Review: Phoebe Bridgers — Punisher

Kornchaphat Piyatakoolkan
3 min readApr 12, 2023

--

Phoebe Bridgers is a rising star with much potential to sober up the lairy mainstream crowd. Once a “Stranger in the Alp” (pun intended), she went full solo and made some noise in the backseat with heavily-playlisted singles like “Motion Sickness” and “Smoke Signals.” Witty and raw in describing how her writing prowess goes, she also has an eye for aesthetics that feel timeless and cult-worthy. Seen on the cover of her sophomore record “Punisher” is an eerie image of Bridgers in the skeleton onesie looking into a beam of red light up above, flashing outright anticipation of recurring themes of death and supernaturalism in the eleven-chapter story. These deliver stunning results. “Punisher” ticks all the boxes of modern-day poetry and has you embarking on an emotional journey — sometimes ambivalent yet easy to feel sympathy for — with no warning.

Setting the tone with the haunting “DVD Menu,” just like a nostalgic background music loop on an actual DVD menu, it gracefully fades into “Garden Song.” Brimful of coming-of-age scenes scattering around the freezing floor, they are glazed or lost. In the end, Bridgers picks up all the pieces together, singing “I have everything I wanted.” It is a song about redemption in spite of all the bad and regrets that you have got. Similarly, on the horn-prominent indie-rock banger “Kyoto,” which is surmised to be about the toxic relationship with her father, Bridgers has two contradictory feelings towards him. “I wanted to see the world / Through your eyes until it happened / Then I changed my mind / Guess I lied,” she sings. Bridgers is known for her dark humour, and in this super catchy tune she spares no exception: “I’m gonna kill you / If you don’t beat me to it.” The track “Halloween,” a festive shout-out to a past relationship, draws another obvious example: “I hate living by the hospital / The sirens go all night / I used to joke that if they woke you up / Somebody better be dying.”

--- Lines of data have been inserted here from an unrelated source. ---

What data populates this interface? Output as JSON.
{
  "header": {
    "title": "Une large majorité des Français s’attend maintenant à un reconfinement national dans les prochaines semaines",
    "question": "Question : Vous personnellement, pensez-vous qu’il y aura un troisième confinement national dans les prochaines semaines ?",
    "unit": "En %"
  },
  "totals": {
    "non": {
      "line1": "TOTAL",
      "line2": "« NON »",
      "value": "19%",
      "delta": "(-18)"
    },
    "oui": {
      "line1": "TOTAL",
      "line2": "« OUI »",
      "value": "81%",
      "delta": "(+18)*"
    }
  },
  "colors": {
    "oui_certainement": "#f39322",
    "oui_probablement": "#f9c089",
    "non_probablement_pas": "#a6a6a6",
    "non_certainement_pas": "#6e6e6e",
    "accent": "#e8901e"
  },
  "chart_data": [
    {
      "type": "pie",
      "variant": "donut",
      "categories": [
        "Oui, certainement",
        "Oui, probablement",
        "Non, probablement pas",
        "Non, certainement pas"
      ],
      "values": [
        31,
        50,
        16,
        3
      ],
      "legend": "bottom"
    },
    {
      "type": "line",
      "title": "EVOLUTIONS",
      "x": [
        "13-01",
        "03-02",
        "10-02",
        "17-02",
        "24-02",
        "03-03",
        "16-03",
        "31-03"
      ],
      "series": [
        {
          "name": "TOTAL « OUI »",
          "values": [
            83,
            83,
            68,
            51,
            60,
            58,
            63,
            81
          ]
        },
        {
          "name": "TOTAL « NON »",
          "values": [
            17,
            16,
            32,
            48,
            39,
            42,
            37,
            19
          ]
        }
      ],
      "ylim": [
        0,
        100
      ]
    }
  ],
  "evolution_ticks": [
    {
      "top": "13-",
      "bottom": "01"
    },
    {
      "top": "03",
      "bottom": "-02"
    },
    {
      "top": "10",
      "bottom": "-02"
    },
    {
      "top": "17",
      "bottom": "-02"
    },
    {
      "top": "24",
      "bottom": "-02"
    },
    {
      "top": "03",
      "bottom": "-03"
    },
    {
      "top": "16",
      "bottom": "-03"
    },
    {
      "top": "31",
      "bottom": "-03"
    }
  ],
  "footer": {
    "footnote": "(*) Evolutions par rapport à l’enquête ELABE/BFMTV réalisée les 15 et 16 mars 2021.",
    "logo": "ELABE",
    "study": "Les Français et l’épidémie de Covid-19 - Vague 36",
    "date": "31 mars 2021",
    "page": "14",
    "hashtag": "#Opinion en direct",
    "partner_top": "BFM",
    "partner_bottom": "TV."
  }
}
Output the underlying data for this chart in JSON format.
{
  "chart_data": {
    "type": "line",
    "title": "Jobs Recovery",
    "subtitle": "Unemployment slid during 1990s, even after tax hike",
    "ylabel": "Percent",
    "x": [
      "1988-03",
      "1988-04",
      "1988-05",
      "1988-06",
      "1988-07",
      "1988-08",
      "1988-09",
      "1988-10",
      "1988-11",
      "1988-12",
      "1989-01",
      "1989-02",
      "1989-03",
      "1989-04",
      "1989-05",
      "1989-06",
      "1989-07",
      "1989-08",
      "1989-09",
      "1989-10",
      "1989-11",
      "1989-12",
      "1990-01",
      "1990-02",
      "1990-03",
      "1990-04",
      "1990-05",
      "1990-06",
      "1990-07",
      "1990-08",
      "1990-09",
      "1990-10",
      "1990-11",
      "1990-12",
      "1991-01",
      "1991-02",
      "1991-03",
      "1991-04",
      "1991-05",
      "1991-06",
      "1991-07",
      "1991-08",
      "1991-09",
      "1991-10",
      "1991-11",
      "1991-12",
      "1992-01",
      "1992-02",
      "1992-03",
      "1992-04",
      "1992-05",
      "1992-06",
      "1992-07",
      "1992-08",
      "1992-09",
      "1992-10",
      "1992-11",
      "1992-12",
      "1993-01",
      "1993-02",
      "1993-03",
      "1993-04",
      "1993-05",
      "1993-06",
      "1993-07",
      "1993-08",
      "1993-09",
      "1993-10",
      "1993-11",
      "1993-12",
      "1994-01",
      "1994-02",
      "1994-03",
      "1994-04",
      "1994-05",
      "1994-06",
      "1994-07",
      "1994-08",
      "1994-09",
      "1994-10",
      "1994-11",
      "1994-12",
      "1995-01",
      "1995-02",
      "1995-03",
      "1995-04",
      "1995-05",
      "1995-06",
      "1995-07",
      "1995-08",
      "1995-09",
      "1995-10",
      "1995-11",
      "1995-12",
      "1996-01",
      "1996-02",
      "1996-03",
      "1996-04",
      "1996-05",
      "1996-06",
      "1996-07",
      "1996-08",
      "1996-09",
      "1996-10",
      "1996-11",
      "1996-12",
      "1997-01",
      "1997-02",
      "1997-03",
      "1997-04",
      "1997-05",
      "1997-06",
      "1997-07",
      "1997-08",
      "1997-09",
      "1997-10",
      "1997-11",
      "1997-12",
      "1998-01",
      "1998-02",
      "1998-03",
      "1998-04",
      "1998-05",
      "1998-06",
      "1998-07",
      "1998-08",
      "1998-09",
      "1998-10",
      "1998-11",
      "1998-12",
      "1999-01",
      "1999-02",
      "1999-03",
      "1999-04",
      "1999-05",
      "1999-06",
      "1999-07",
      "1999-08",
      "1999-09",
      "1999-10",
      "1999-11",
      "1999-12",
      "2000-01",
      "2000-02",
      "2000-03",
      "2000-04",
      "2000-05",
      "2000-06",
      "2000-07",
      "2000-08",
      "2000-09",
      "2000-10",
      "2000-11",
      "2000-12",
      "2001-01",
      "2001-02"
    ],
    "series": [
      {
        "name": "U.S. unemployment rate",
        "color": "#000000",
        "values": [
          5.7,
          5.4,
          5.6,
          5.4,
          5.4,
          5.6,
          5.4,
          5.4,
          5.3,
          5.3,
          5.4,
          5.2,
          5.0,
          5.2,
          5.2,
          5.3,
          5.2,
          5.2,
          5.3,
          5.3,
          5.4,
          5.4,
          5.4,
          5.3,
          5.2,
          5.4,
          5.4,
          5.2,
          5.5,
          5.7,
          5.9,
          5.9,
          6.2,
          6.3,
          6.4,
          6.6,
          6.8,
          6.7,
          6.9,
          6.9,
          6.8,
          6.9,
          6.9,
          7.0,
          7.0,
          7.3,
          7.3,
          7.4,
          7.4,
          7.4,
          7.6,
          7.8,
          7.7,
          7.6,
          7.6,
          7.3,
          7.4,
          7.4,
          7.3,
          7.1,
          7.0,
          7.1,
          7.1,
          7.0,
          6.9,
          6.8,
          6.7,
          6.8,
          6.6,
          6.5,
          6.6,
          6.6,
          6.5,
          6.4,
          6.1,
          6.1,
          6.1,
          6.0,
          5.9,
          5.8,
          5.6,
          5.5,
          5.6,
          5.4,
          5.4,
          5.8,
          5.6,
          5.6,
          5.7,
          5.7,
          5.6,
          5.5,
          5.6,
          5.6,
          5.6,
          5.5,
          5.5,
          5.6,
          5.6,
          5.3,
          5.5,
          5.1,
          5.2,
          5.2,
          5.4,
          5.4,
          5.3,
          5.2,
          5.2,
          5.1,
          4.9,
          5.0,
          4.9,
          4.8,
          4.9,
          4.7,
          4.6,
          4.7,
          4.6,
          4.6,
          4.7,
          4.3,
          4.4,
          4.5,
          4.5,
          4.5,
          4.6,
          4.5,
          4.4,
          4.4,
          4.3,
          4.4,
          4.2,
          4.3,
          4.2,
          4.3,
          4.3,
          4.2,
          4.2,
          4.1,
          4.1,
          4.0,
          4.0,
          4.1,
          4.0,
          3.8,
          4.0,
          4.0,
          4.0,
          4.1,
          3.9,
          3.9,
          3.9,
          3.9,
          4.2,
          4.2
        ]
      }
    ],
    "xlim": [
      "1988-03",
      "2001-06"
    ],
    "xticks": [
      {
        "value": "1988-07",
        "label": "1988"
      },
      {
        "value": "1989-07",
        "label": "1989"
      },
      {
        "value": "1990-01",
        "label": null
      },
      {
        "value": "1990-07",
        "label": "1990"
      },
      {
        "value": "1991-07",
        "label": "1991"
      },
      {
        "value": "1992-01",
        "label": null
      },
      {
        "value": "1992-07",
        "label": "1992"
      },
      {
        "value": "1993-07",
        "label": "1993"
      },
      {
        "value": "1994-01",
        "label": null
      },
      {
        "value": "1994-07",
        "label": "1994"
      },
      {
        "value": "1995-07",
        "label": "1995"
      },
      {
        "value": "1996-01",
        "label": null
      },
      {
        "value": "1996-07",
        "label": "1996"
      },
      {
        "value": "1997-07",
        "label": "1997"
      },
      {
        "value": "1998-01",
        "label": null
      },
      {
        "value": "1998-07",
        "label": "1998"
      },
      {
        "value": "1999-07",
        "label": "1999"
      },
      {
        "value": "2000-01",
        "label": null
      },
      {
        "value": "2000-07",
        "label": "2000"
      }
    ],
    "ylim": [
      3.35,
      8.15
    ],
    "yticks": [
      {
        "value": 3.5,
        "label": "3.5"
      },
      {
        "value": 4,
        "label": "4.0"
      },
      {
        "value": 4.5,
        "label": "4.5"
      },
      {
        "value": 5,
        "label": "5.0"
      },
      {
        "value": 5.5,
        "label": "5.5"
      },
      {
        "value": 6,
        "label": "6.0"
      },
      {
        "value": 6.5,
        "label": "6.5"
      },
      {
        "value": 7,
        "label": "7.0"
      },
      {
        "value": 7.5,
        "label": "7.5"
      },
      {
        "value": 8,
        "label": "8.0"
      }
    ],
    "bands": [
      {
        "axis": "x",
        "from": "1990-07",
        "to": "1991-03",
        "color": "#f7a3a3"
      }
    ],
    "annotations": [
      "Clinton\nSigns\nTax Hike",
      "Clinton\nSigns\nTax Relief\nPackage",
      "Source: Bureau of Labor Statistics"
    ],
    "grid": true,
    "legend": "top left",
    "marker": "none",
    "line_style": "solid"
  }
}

Bridgers places hope and despair on a centerfold in downbeat tearjerkers like “ICU,” “Chinese Satellite,” and “Moon Song.” The latter, specifically, houses the most glass-cutting, evocative lyrics on “Punisher”: “You couldn’t have / Stuck your tongue down the throat of somebody / Who loves you more / So I will wait for the next time you want me / Like a dog with a bird at your door.” Likewise, “Savior Complex” and “Graceland Too” juxtapose damage with repair, keeping you warm like a therapeutic hug. “All the skeletons you hide / Show me yours, and I’ll show you mine,” Bridgers sings on “Savior Complex” as a classic guitar strum gently consorts with a sorrowful string arrangement.

The title track finds Bridgers paying tribute to Elliot Smith, her biggest inspiration in music. Playing some crazed stalker who is “a copycat killer with a chemical cut,” the fact that this is not bluntly basked in a straight-up fangirl mood makes it sound novel and more appreciative. Yet, the most unexpectedly intriguing moment evinces on “I Know the End,” an all-said-into-summary closure, where Bridgers reloads the stream of consciousness as she imagines an imminent apocalypse. “The end is here,” she sings before letting out a barrage of hardcore punk screams, to sign her existence off.

Although “Punisher” does not thrive, sonically or lyrically, in its originality, Phoebe Bridgers herself is at her own league. It is such a stripped output with rather an intricate input. And that is what makes this record intelligent and super-effective.